"Cada par copiava um mesmo trecho de prosa e vencia o aluno que apresentasse a letra mais bonita. O prêmio que se lhe dava era meter-lhe na mão a palmatória para que castigasse o vencido com uma dúzia de “bolos”. O professor chamou o meu nome e o nome do Doca. Aproximamo-nos da grande mesa. Eu tremia. Durante três minutos o velho examinou e comparou as duas escritas. Depois disse:
As duas letras são bem parecidas. Não se pode dizer que uma seja melhor do que a outra.
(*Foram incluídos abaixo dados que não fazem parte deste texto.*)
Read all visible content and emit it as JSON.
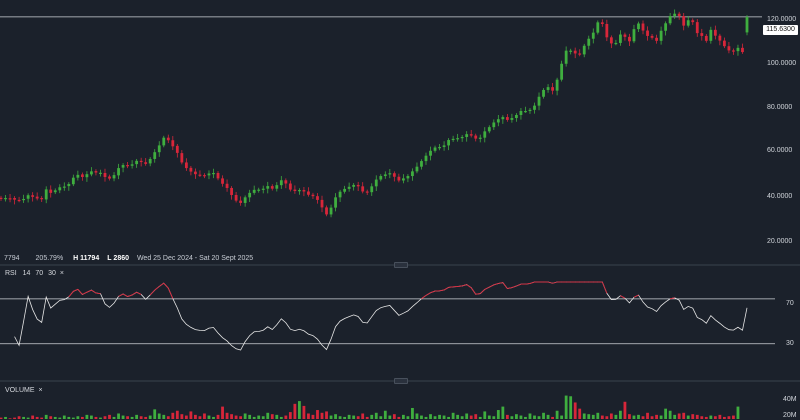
{
  "summary": {
    "first": "7794",
    "change": "205.79%",
    "high_label": "H",
    "high": "11794",
    "low_label": "L",
    "low": "2860",
    "range": "Wed 25 Dec 2024 - Sat 20 Sept 2025"
  },
  "price_axis": {
    "ticks": [
      "120.0000",
      "100.0000",
      "80.0000",
      "60.0000",
      "40.0000",
      "20.0000"
    ],
    "current": "115.6300"
  },
  "rsi": {
    "title": "RSI",
    "period": "14",
    "upper": "70",
    "lower": "30",
    "close": "×",
    "ticks": [
      "70",
      "30"
    ]
  },
  "volume": {
    "title": "VOLUME",
    "close": "×",
    "ticks": [
      "40M",
      "20M"
    ]
  },
  "colors": {
    "background": "#1b212b",
    "up": "#3fae3f",
    "down": "#d8263a",
    "rsi_line": "#e6e6e6",
    "rsi_over": "#d8263a",
    "guide": "#cfd3d8",
    "separator": "#3a424e"
  },
  "chart_data": {
    "type": "candlestick",
    "price_ylim": [
      10,
      122
    ],
    "rsi_ylim": [
      20,
      85
    ],
    "volume_ylim": [
      0,
      45
    ],
    "closes": [
      37.8,
      38.2,
      38.0,
      37.5,
      37.2,
      37.8,
      39.4,
      38.7,
      38.0,
      37.7,
      41.9,
      40.4,
      41.5,
      42.8,
      43.1,
      44.2,
      46.9,
      48.1,
      47.2,
      48.4,
      49.6,
      49.1,
      49.0,
      47.2,
      46.5,
      48.0,
      51.0,
      52.3,
      51.8,
      52.6,
      54.1,
      53.7,
      52.8,
      54.9,
      57.8,
      60.7,
      64.0,
      62.9,
      60.3,
      57.5,
      53.4,
      51.0,
      49.5,
      48.4,
      48.0,
      47.9,
      48.7,
      48.9,
      46.6,
      44.3,
      42.5,
      39.5,
      37.1,
      36.1,
      38.5,
      40.4,
      41.7,
      41.8,
      42.2,
      43.3,
      42.2,
      43.7,
      45.8,
      44.4,
      41.8,
      41.2,
      41.6,
      41.0,
      39.6,
      39.0,
      37.4,
      34.2,
      31.2,
      34.1,
      38.5,
      40.9,
      42.1,
      43.0,
      43.8,
      43.2,
      41.0,
      40.7,
      43.2,
      46.1,
      47.6,
      48.3,
      48.8,
      47.3,
      45.7,
      46.6,
      47.6,
      49.6,
      51.6,
      54.0,
      56.3,
      58.4,
      59.8,
      60.0,
      60.7,
      63.0,
      63.5,
      63.8,
      64.3,
      65.5,
      64.9,
      63.6,
      64.0,
      66.7,
      68.5,
      70.5,
      71.9,
      72.8,
      71.6,
      72.4,
      73.7,
      75.4,
      75.4,
      75.9,
      77.7,
      81.5,
      84.4,
      85.6,
      84.1,
      88.8,
      95.6,
      101.2,
      101.2,
      100.0,
      99.6,
      103.3,
      106.3,
      108.9,
      113.3,
      112.6,
      106.9,
      104.3,
      104.5,
      108.1,
      107.1,
      105.2,
      110.4,
      112.8,
      109.8,
      107.5,
      106.7,
      105.4,
      109.7,
      112.9,
      116.0,
      117.0,
      116.0,
      111.9,
      114.2,
      113.4,
      108.7,
      107.5,
      105.4,
      110.1,
      107.6,
      105.5,
      103.1,
      101.3,
      101.0,
      102.4,
      100.6,
      115.6
    ],
    "opens": [
      38.3,
      37.9,
      38.1,
      38.2,
      37.4,
      37.3,
      37.9,
      39.4,
      38.8,
      38.2,
      37.6,
      41.8,
      40.7,
      41.5,
      42.9,
      43.3,
      44.1,
      46.9,
      48.3,
      47.1,
      48.3,
      49.7,
      49.0,
      48.9,
      47.4,
      46.6,
      47.9,
      51.2,
      52.3,
      52.0,
      52.7,
      54.1,
      53.5,
      53.0,
      54.9,
      57.8,
      60.7,
      64.0,
      62.9,
      60.5,
      57.4,
      53.4,
      51.1,
      49.5,
      48.2,
      48.0,
      47.9,
      48.7,
      48.9,
      46.6,
      44.3,
      42.5,
      39.5,
      37.1,
      36.1,
      38.5,
      40.4,
      41.7,
      41.8,
      42.2,
      43.3,
      42.2,
      43.7,
      45.8,
      44.4,
      41.8,
      41.2,
      41.6,
      41.0,
      39.6,
      39.0,
      37.4,
      34.2,
      31.2,
      34.1,
      38.5,
      40.9,
      42.1,
      43.0,
      43.8,
      43.2,
      41.0,
      40.7,
      43.2,
      46.1,
      47.6,
      48.3,
      48.8,
      47.3,
      45.7,
      46.6,
      47.6,
      49.6,
      51.6,
      54.0,
      56.3,
      58.4,
      59.8,
      60.0,
      60.7,
      63.0,
      63.5,
      63.8,
      64.3,
      65.5,
      64.9,
      63.6,
      64.0,
      66.7,
      68.5,
      70.5,
      71.9,
      72.8,
      71.6,
      72.4,
      73.7,
      75.4,
      75.4,
      75.9,
      77.7,
      81.5,
      84.4,
      85.6,
      84.1,
      88.8,
      95.6,
      101.2,
      101.2,
      100.0,
      99.6,
      103.3,
      106.3,
      108.9,
      113.3,
      112.6,
      106.9,
      104.3,
      104.5,
      108.1,
      107.1,
      105.2,
      110.4,
      112.8,
      109.8,
      107.5,
      106.7,
      105.4,
      109.7,
      112.9,
      116.0,
      117.0,
      116.0,
      111.9,
      114.2,
      113.4,
      108.7,
      107.5,
      105.4,
      110.1,
      107.6,
      105.5,
      103.1,
      101.3,
      101.0,
      102.4,
      109.0
    ],
    "rsi_over": 70,
    "rsi_under": 30,
    "volumes": [
      2,
      3,
      1,
      2,
      4,
      3,
      2,
      5,
      3,
      2,
      6,
      4,
      3,
      2,
      5,
      3,
      2,
      4,
      3,
      6,
      5,
      3,
      2,
      4,
      6,
      3,
      8,
      5,
      4,
      3,
      6,
      4,
      3,
      5,
      14,
      8,
      6,
      4,
      9,
      12,
      7,
      5,
      11,
      6,
      4,
      8,
      5,
      3,
      6,
      18,
      9,
      7,
      5,
      4,
      8,
      6,
      3,
      5,
      4,
      9,
      7,
      6,
      3,
      5,
      10,
      22,
      26,
      19,
      8,
      6,
      13,
      9,
      11,
      5,
      7,
      4,
      3,
      6,
      5,
      4,
      8,
      3,
      6,
      9,
      4,
      12,
      5,
      7,
      3,
      6,
      4,
      16,
      8,
      5,
      3,
      7,
      4,
      6,
      5,
      3,
      9,
      6,
      4,
      8,
      5,
      7,
      3,
      11,
      5,
      4,
      13,
      18,
      6,
      4,
      7,
      5,
      3,
      8,
      5,
      4,
      9,
      6,
      3,
      12,
      5,
      34,
      33,
      24,
      15,
      8,
      7,
      6,
      9,
      5,
      4,
      8,
      6,
      12,
      25,
      7,
      5,
      6,
      4,
      9,
      4,
      6,
      5,
      15,
      12,
      6,
      8,
      9,
      5,
      7,
      6,
      4,
      3,
      5,
      4,
      6,
      3,
      4,
      5,
      18
    ]
  }
}
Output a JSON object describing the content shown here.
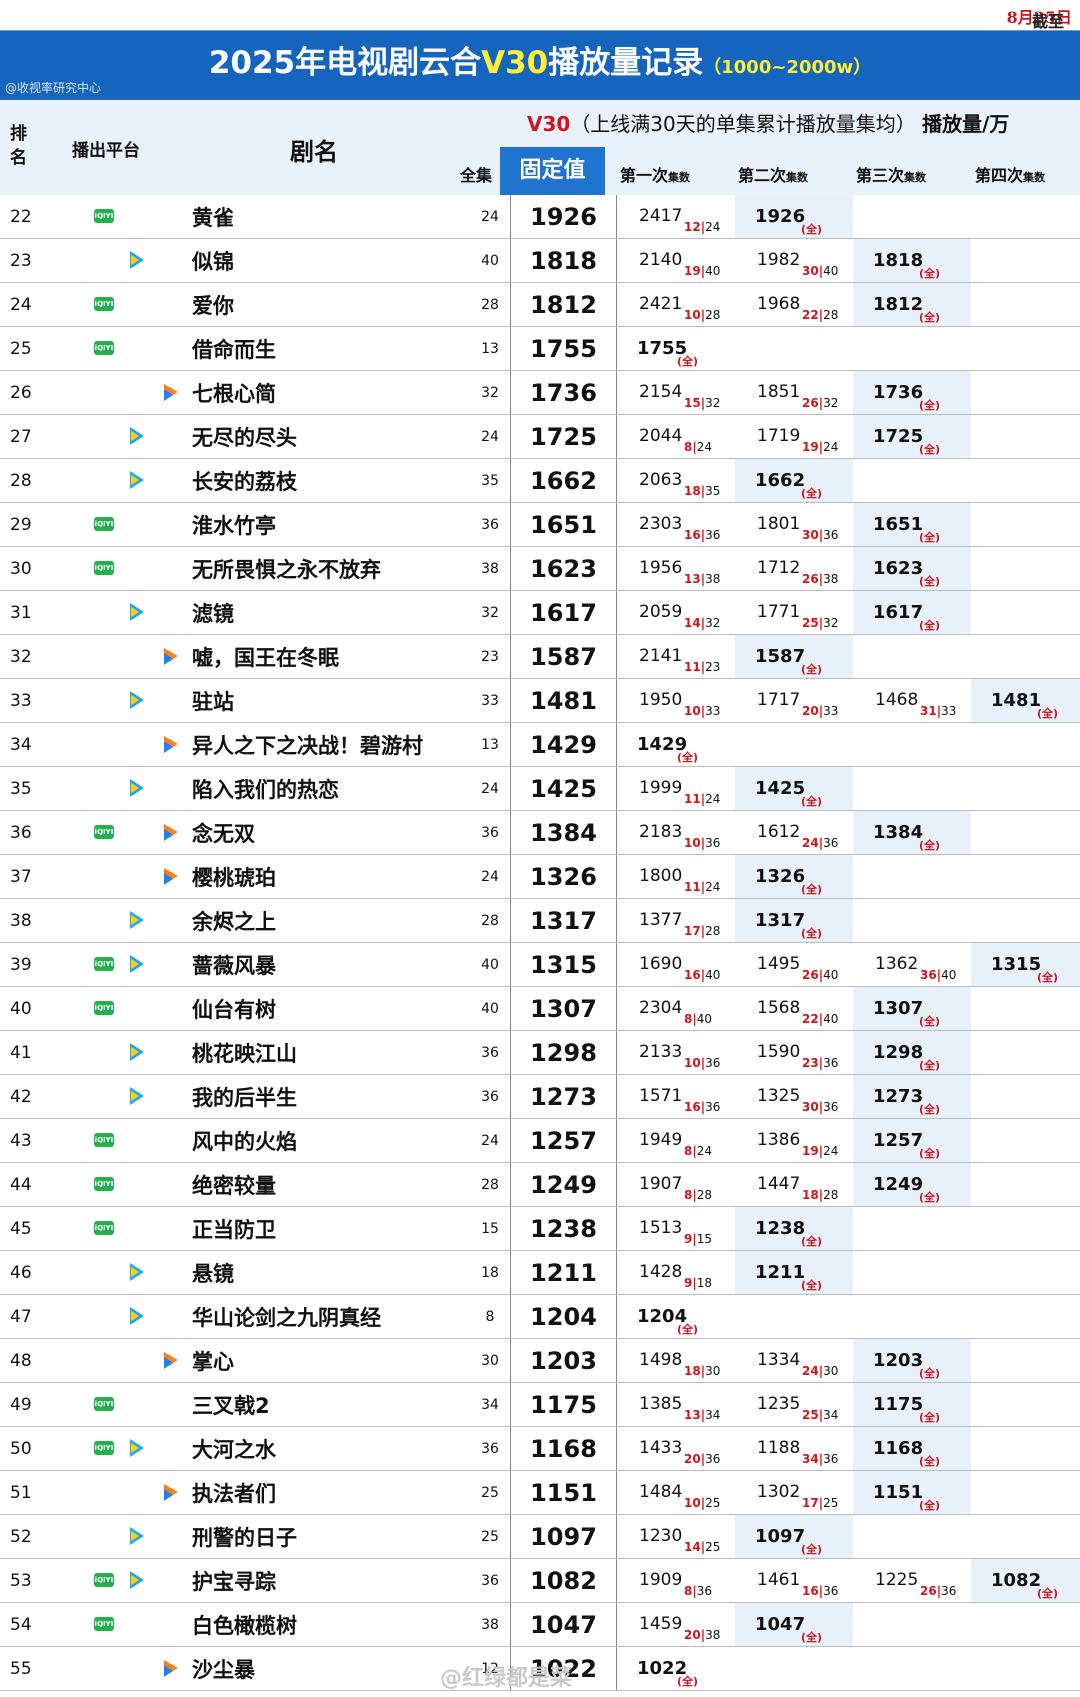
{
  "date_prefix": "截至",
  "date_value": "8月25日",
  "title": {
    "part1": "2025年电视剧云合",
    "v30": "V30",
    "part2": "播放量记录",
    "range": "（1000~2000w）"
  },
  "source": "@收视率研究中心",
  "desc": {
    "v30": "V30",
    "text": "（上线满30天的单集累计播放量集均）",
    "unit": "播放量/万"
  },
  "headers": {
    "rank": "排名",
    "platform": "播出平台",
    "title": "剧名",
    "episodes": "全集",
    "fixed": "固定值",
    "attempts": [
      "第一次",
      "第二次",
      "第三次",
      "第四次"
    ],
    "ep_suffix": "集数",
    "full_mark": "(全)"
  },
  "watermark": "@红绿都是菜",
  "rows": [
    {
      "rank": "22",
      "platforms": [
        "iqiyi"
      ],
      "title": "黄雀",
      "eps": "24",
      "fixed": "1926",
      "attempts": [
        {
          "v": "2417",
          "n": "12",
          "t": "24"
        },
        {
          "v": "1926"
        }
      ]
    },
    {
      "rank": "23",
      "platforms": [
        "tencent"
      ],
      "title": "似锦",
      "eps": "40",
      "fixed": "1818",
      "attempts": [
        {
          "v": "2140",
          "n": "19",
          "t": "40"
        },
        {
          "v": "1982",
          "n": "30",
          "t": "40"
        },
        {
          "v": "1818"
        }
      ]
    },
    {
      "rank": "24",
      "platforms": [
        "iqiyi"
      ],
      "title": "爱你",
      "eps": "28",
      "fixed": "1812",
      "attempts": [
        {
          "v": "2421",
          "n": "10",
          "t": "28"
        },
        {
          "v": "1968",
          "n": "22",
          "t": "28"
        },
        {
          "v": "1812"
        }
      ]
    },
    {
      "rank": "25",
      "platforms": [
        "iqiyi"
      ],
      "title": "借命而生",
      "eps": "13",
      "fixed": "1755",
      "attempts": [
        {
          "v": "1755"
        }
      ]
    },
    {
      "rank": "26",
      "platforms": [
        "youku"
      ],
      "title": "七根心简",
      "eps": "32",
      "fixed": "1736",
      "attempts": [
        {
          "v": "2154",
          "n": "15",
          "t": "32"
        },
        {
          "v": "1851",
          "n": "26",
          "t": "32"
        },
        {
          "v": "1736"
        }
      ]
    },
    {
      "rank": "27",
      "platforms": [
        "tencent"
      ],
      "title": "无尽的尽头",
      "eps": "24",
      "fixed": "1725",
      "attempts": [
        {
          "v": "2044",
          "n": "8",
          "t": "24"
        },
        {
          "v": "1719",
          "n": "19",
          "t": "24"
        },
        {
          "v": "1725"
        }
      ]
    },
    {
      "rank": "28",
      "platforms": [
        "tencent"
      ],
      "title": "长安的荔枝",
      "eps": "35",
      "fixed": "1662",
      "attempts": [
        {
          "v": "2063",
          "n": "18",
          "t": "35"
        },
        {
          "v": "1662"
        }
      ]
    },
    {
      "rank": "29",
      "platforms": [
        "iqiyi"
      ],
      "title": "淮水竹亭",
      "eps": "36",
      "fixed": "1651",
      "attempts": [
        {
          "v": "2303",
          "n": "16",
          "t": "36"
        },
        {
          "v": "1801",
          "n": "30",
          "t": "36"
        },
        {
          "v": "1651"
        }
      ]
    },
    {
      "rank": "30",
      "platforms": [
        "iqiyi"
      ],
      "title": "无所畏惧之永不放弃",
      "eps": "38",
      "fixed": "1623",
      "attempts": [
        {
          "v": "1956",
          "n": "13",
          "t": "38"
        },
        {
          "v": "1712",
          "n": "26",
          "t": "38"
        },
        {
          "v": "1623"
        }
      ]
    },
    {
      "rank": "31",
      "platforms": [
        "tencent"
      ],
      "title": "滤镜",
      "eps": "32",
      "fixed": "1617",
      "attempts": [
        {
          "v": "2059",
          "n": "14",
          "t": "32"
        },
        {
          "v": "1771",
          "n": "25",
          "t": "32"
        },
        {
          "v": "1617"
        }
      ]
    },
    {
      "rank": "32",
      "platforms": [
        "youku"
      ],
      "title": "嘘，国王在冬眠",
      "eps": "23",
      "fixed": "1587",
      "attempts": [
        {
          "v": "2141",
          "n": "11",
          "t": "23"
        },
        {
          "v": "1587"
        }
      ]
    },
    {
      "rank": "33",
      "platforms": [
        "tencent"
      ],
      "title": "驻站",
      "eps": "33",
      "fixed": "1481",
      "attempts": [
        {
          "v": "1950",
          "n": "10",
          "t": "33"
        },
        {
          "v": "1717",
          "n": "20",
          "t": "33"
        },
        {
          "v": "1468",
          "n": "31",
          "t": "33"
        },
        {
          "v": "1481"
        }
      ]
    },
    {
      "rank": "34",
      "platforms": [
        "youku"
      ],
      "title": "异人之下之决战！碧游村",
      "eps": "13",
      "fixed": "1429",
      "attempts": [
        {
          "v": "1429"
        }
      ]
    },
    {
      "rank": "35",
      "platforms": [
        "tencent"
      ],
      "title": "陷入我们的热恋",
      "eps": "24",
      "fixed": "1425",
      "attempts": [
        {
          "v": "1999",
          "n": "11",
          "t": "24"
        },
        {
          "v": "1425"
        }
      ]
    },
    {
      "rank": "36",
      "platforms": [
        "iqiyi",
        "youku"
      ],
      "title": "念无双",
      "eps": "36",
      "fixed": "1384",
      "attempts": [
        {
          "v": "2183",
          "n": "10",
          "t": "36"
        },
        {
          "v": "1612",
          "n": "24",
          "t": "36"
        },
        {
          "v": "1384"
        }
      ]
    },
    {
      "rank": "37",
      "platforms": [
        "youku"
      ],
      "title": "樱桃琥珀",
      "eps": "24",
      "fixed": "1326",
      "attempts": [
        {
          "v": "1800",
          "n": "11",
          "t": "24"
        },
        {
          "v": "1326"
        }
      ]
    },
    {
      "rank": "38",
      "platforms": [
        "tencent"
      ],
      "title": "余烬之上",
      "eps": "28",
      "fixed": "1317",
      "attempts": [
        {
          "v": "1377",
          "n": "17",
          "t": "28"
        },
        {
          "v": "1317"
        }
      ]
    },
    {
      "rank": "39",
      "platforms": [
        "iqiyi",
        "tencent"
      ],
      "title": "蔷薇风暴",
      "eps": "40",
      "fixed": "1315",
      "attempts": [
        {
          "v": "1690",
          "n": "16",
          "t": "40"
        },
        {
          "v": "1495",
          "n": "26",
          "t": "40"
        },
        {
          "v": "1362",
          "n": "36",
          "t": "40"
        },
        {
          "v": "1315"
        }
      ]
    },
    {
      "rank": "40",
      "platforms": [
        "iqiyi"
      ],
      "title": "仙台有树",
      "eps": "40",
      "fixed": "1307",
      "attempts": [
        {
          "v": "2304",
          "n": "8",
          "t": "40"
        },
        {
          "v": "1568",
          "n": "22",
          "t": "40"
        },
        {
          "v": "1307"
        }
      ]
    },
    {
      "rank": "41",
      "platforms": [
        "tencent"
      ],
      "title": "桃花映江山",
      "eps": "36",
      "fixed": "1298",
      "attempts": [
        {
          "v": "2133",
          "n": "10",
          "t": "36"
        },
        {
          "v": "1590",
          "n": "23",
          "t": "36"
        },
        {
          "v": "1298"
        }
      ]
    },
    {
      "rank": "42",
      "platforms": [
        "tencent"
      ],
      "title": "我的后半生",
      "eps": "36",
      "fixed": "1273",
      "attempts": [
        {
          "v": "1571",
          "n": "16",
          "t": "36"
        },
        {
          "v": "1325",
          "n": "30",
          "t": "36"
        },
        {
          "v": "1273"
        }
      ]
    },
    {
      "rank": "43",
      "platforms": [
        "iqiyi"
      ],
      "title": "风中的火焰",
      "eps": "24",
      "fixed": "1257",
      "attempts": [
        {
          "v": "1949",
          "n": "8",
          "t": "24"
        },
        {
          "v": "1386",
          "n": "19",
          "t": "24"
        },
        {
          "v": "1257"
        }
      ]
    },
    {
      "rank": "44",
      "platforms": [
        "iqiyi"
      ],
      "title": "绝密较量",
      "eps": "28",
      "fixed": "1249",
      "attempts": [
        {
          "v": "1907",
          "n": "8",
          "t": "28"
        },
        {
          "v": "1447",
          "n": "18",
          "t": "28"
        },
        {
          "v": "1249"
        }
      ]
    },
    {
      "rank": "45",
      "platforms": [
        "iqiyi"
      ],
      "title": "正当防卫",
      "eps": "15",
      "fixed": "1238",
      "attempts": [
        {
          "v": "1513",
          "n": "9",
          "t": "15"
        },
        {
          "v": "1238"
        }
      ]
    },
    {
      "rank": "46",
      "platforms": [
        "tencent"
      ],
      "title": "悬镜",
      "eps": "18",
      "fixed": "1211",
      "attempts": [
        {
          "v": "1428",
          "n": "9",
          "t": "18"
        },
        {
          "v": "1211"
        }
      ]
    },
    {
      "rank": "47",
      "platforms": [
        "tencent"
      ],
      "title": "华山论剑之九阴真经",
      "eps": "8",
      "fixed": "1204",
      "attempts": [
        {
          "v": "1204"
        }
      ]
    },
    {
      "rank": "48",
      "platforms": [
        "youku"
      ],
      "title": "掌心",
      "eps": "30",
      "fixed": "1203",
      "attempts": [
        {
          "v": "1498",
          "n": "18",
          "t": "30"
        },
        {
          "v": "1334",
          "n": "24",
          "t": "30"
        },
        {
          "v": "1203"
        }
      ]
    },
    {
      "rank": "49",
      "platforms": [
        "iqiyi"
      ],
      "title": "三叉戟2",
      "eps": "34",
      "fixed": "1175",
      "attempts": [
        {
          "v": "1385",
          "n": "13",
          "t": "34"
        },
        {
          "v": "1235",
          "n": "25",
          "t": "34"
        },
        {
          "v": "1175"
        }
      ]
    },
    {
      "rank": "50",
      "platforms": [
        "iqiyi",
        "tencent"
      ],
      "title": "大河之水",
      "eps": "36",
      "fixed": "1168",
      "attempts": [
        {
          "v": "1433",
          "n": "20",
          "t": "36"
        },
        {
          "v": "1188",
          "n": "34",
          "t": "36"
        },
        {
          "v": "1168"
        }
      ]
    },
    {
      "rank": "51",
      "platforms": [
        "youku"
      ],
      "title": "执法者们",
      "eps": "25",
      "fixed": "1151",
      "attempts": [
        {
          "v": "1484",
          "n": "10",
          "t": "25"
        },
        {
          "v": "1302",
          "n": "17",
          "t": "25"
        },
        {
          "v": "1151"
        }
      ]
    },
    {
      "rank": "52",
      "platforms": [
        "tencent"
      ],
      "title": "刑警的日子",
      "eps": "25",
      "fixed": "1097",
      "attempts": [
        {
          "v": "1230",
          "n": "14",
          "t": "25"
        },
        {
          "v": "1097"
        }
      ]
    },
    {
      "rank": "53",
      "platforms": [
        "iqiyi",
        "tencent"
      ],
      "title": "护宝寻踪",
      "eps": "36",
      "fixed": "1082",
      "attempts": [
        {
          "v": "1909",
          "n": "8",
          "t": "36"
        },
        {
          "v": "1461",
          "n": "16",
          "t": "36"
        },
        {
          "v": "1225",
          "n": "26",
          "t": "36"
        },
        {
          "v": "1082"
        }
      ]
    },
    {
      "rank": "54",
      "platforms": [
        "iqiyi"
      ],
      "title": "白色橄榄树",
      "eps": "38",
      "fixed": "1047",
      "attempts": [
        {
          "v": "1459",
          "n": "20",
          "t": "38"
        },
        {
          "v": "1047"
        }
      ]
    },
    {
      "rank": "55",
      "platforms": [
        "youku"
      ],
      "title": "沙尘暴",
      "eps": "12",
      "fixed": "1022",
      "attempts": [
        {
          "v": "1022"
        }
      ]
    }
  ]
}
Ambas são boas.
E lançou o julgamento:
“Empate”.
Respirei livremente.
O professor entregou-me a palmatória.
“Para que isso?”, perguntei.
“Para que há de ser?”, disse-me. Os dois não empataram?”. Você dá seis ‘bolos’ nele, e ele lhe dá seis ‘bolos’”.
Achei aquilo um disparate. Olhei o velho com surpresa.
“Que é que você está olhando?”, roncou ele asperamente.
A minha língua travou.
“Não posso compreender isso!, exclamei. Por que houve empate? Porque o Doca tem letra boa e eu tenho letra boa. Então quem tem letra boa apanha?”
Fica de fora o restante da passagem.